For employees who rely on tips as part of their income, the Commissioners pleaded with them to not report to work if they are sick, and asked employers to be understanding.
“Not all of your employees are going to be able to come in if they are ill, and you don’t want them to end up making your other employees or your guests ill, and then Dr. Damsker says you’ve got to close,” said Marseglia. “It’s really important to be patient with your employees. People want to go to work, so if they’re staying home and they’re telling you they’re ill, ask them to get a doctor’s note so you can feel good.”
Present during the conference was Housing and Community Development Director Jeffrey Fields, who discussed Wolf’s moratorium on housing evictions, which expires on July 10, and the eviction process. Generally, a landlord will give a 10-day notice before any eviction is filed. However, if a “notice to quit” is waived on the lease, the landlord could file the eviction without any warning. Once an eviction is filed, tenants typically have about three weeks to vacate the unit.
With the expiration of the moratorium only days away, Fields shared steps tenants can take if they’re in danger of eviction.
“Talk with your landlord if you know you’re not going to be able to pay your rent, see what payment options, what flexibility they might have,” he said.

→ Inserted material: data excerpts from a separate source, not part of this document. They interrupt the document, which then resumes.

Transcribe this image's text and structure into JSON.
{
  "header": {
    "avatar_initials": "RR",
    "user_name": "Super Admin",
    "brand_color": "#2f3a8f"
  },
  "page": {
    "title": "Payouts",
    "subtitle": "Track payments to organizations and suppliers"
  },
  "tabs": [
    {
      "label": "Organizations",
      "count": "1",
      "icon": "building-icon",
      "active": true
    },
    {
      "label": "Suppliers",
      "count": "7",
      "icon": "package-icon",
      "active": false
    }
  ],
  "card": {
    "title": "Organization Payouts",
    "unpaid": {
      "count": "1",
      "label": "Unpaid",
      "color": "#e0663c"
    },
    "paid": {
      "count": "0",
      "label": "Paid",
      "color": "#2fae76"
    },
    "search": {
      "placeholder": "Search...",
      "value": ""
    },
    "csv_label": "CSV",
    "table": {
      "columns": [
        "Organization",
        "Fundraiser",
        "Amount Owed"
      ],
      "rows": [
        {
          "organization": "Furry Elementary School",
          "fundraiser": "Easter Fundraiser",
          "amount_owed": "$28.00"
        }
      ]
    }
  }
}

If there are no options, tenants should call The Housing Link at 800-810-4434, and staff will refer them to a local nonprofit that specializes in eviction prevention. Callers should have documentation, including a copy of the lease, basic income information and Social Security card, at the ready. For legal advice, they can call Legal Aid of Southeastern PA at 877-429-5994.
The Commissioners shared a few final words.
“I think we’re in a good position to move to green very safely and very securely. The message I’m going to leave everyone with is continue to do the things that you’re doing,” said DiGirolamo. “I really believe that wearing masks is so important. You’re not only affording yourself some protection, but you’re protecting the people around you, whether it be your family, your friends or your coworkers.”